Вокруг Света 1970 № 04 (2355) | страница 53
И вдруг открываешь для себя: да ведь оно круглое — Ополье! Явись нужда, так, кажется, и обозначил бы его в виде круга. Потому что оно кругло, как раздольные окоемы, открывающиеся здесь взгляду, как буква «о», столь любимая здешними жителями, как заснеженные земляные валы старых городов, как, наконец, шипучие вьюжные колеса, которые из края в край, по всей опольной округе гонит ветер.
Ветер ли, другая какая сила затянет тебя сюда, к историческим стенам, к ветхим камням, и уже на всю жизнь ты в этом кругу.
Так и «золотой век» владимиро-суздальского зодчества, век белокаменных храмов, на встречу с которыми люди едут в автобусах и летят в межконтинентальных лайнерах, хочется изобразить в виде круга. Этот мысленный круг, охватывающий неполное столетие, прочерчен от строгих, аскетических стен храма с выпуклыми лбами трех апсид и простым арочным пояском по стенам, стоящего в четырех километрах от Суздаля, в селе Кидекша; мимо владимирского Успенского храма с его золотым оглавным шеломом; мимо ставшего рядом Дмитриевского собора, на который будто принаброшена сверху легкая и полупрозрачная накидка с фантастически затейливыми узорами; мимо дворца в Боголюбове и храма Покрова на Нерли — мимо всех этих знаменитых, описанных в летописях и стихах строений. И у точки замыкания, на мелкой речушке будет малый, по преимуществу избяной, городок Юрьев-Польской. А в центре его (хочется сказать: в самой сердцевине Ополья) окольцованный белыми валами белый же Георгиевский собор.

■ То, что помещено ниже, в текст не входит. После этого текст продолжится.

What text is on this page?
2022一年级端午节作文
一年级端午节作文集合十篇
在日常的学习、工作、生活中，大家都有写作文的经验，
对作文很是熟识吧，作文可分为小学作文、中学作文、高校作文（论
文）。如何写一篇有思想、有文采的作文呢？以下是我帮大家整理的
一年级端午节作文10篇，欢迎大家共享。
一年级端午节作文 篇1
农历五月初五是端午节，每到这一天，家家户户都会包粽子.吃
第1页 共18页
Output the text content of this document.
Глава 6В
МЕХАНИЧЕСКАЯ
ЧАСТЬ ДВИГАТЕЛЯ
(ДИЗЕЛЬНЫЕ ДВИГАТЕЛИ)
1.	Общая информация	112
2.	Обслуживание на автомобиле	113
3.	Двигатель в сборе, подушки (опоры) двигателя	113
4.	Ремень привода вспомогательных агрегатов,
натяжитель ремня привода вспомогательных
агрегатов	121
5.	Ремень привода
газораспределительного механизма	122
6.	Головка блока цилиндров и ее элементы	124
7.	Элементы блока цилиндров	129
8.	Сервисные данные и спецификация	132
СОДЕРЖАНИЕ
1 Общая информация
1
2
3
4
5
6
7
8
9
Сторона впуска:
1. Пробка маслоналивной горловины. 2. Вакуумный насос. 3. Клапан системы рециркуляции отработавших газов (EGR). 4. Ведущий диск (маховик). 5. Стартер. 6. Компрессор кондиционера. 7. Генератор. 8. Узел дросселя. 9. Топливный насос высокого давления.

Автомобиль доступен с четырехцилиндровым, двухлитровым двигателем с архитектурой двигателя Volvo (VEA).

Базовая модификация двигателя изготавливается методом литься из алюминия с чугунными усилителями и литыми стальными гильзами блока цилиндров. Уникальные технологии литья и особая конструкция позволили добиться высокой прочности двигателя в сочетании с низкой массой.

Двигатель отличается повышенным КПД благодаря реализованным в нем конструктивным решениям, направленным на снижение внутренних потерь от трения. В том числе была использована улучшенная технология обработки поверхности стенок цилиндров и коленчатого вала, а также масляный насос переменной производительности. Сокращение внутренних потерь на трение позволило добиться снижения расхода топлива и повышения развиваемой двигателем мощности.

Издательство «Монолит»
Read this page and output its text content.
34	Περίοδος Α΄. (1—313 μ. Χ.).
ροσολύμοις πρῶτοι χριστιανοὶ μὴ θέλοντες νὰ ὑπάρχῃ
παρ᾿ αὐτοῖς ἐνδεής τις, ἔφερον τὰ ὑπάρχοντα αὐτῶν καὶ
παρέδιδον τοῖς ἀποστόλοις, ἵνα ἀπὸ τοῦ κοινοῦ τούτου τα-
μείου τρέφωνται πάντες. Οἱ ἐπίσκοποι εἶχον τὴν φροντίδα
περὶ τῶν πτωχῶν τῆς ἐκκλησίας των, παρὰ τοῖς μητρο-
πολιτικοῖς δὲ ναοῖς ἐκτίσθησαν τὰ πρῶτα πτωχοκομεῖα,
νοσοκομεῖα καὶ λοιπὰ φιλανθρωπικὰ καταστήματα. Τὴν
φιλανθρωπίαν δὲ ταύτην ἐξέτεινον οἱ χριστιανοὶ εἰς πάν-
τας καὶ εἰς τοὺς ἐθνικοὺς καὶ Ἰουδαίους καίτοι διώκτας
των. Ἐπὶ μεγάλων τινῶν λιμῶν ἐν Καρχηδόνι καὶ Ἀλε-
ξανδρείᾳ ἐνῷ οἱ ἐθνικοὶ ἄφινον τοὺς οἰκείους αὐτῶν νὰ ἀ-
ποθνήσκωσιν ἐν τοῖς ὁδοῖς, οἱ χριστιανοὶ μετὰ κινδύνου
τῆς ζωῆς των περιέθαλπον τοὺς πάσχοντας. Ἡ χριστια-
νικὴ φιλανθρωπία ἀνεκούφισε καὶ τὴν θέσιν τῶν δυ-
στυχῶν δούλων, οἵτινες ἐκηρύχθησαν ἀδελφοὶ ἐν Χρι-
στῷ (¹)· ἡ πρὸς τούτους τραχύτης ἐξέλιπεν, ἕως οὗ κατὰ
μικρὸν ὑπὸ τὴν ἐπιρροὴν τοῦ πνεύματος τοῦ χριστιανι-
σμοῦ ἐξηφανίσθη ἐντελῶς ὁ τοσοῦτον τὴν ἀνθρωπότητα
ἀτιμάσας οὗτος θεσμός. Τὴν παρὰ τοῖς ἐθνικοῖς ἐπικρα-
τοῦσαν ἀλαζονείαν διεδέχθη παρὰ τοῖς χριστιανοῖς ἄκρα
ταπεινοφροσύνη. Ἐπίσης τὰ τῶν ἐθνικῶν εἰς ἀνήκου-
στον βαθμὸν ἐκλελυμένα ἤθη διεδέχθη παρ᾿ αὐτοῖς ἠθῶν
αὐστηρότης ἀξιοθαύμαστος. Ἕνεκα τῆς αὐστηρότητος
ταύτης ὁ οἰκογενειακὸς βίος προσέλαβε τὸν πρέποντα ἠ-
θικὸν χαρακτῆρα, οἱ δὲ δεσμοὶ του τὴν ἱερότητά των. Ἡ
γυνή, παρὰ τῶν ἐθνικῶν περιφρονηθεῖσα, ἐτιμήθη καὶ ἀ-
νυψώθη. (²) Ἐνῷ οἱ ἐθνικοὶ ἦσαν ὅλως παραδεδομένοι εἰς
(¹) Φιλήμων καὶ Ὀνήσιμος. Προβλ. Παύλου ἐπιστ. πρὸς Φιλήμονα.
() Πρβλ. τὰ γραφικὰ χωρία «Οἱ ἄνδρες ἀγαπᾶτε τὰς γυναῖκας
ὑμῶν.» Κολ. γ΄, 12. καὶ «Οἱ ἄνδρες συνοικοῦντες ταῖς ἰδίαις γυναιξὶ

Но странное чувство разочарования охватит, когда окажешься у этой последней черты. После горделивых и стройных храмов Владимира Георгиевский собор видится каким-то старчески оплывшим, стоит грузно и сугробисто. Это ли, думаешь, вершина строительного дерзания, это ли достойный итог целой зодческой эпохи? Не преувеличивают ли знатоки?!
...Каждое из изображений — лев, положивший голову на лапы, слон с когтями на ногах, китоврас-кентавр, воин, мученик, подвижник — каждое из них действительно прекрасно, и к ним хочется притронуться рукой, погладить, удостовериться в том, что это не сон, а прочный камень, мастерски обработанный когда-то резчиком.
Но все вместе? Там сбившейся группой стоят святые воители, там лев «влез» под стол, за которым восседают три ангела, там спящий юноша полулежит среди камней с растительно-звериным орнаментом, отделенный от остальных «отроков эфесских», хотя им надлежало бы находиться вместе, в одной группе. Глянешь ли на лица — в одном угадываются смягченные черты князя-русича, другое строгим профилем напомнит византийца, в третьем различишь усатого жителя Карпат или даже угорца, а вот лицо и совсем уж неожиданное, по-восточному широкоскулое. И только плечами пожмешь: чья ж это прихотливая фантазия собрала вместе и поместила впритык друг к другу столь несоединимые лица, фигуры, сюжеты?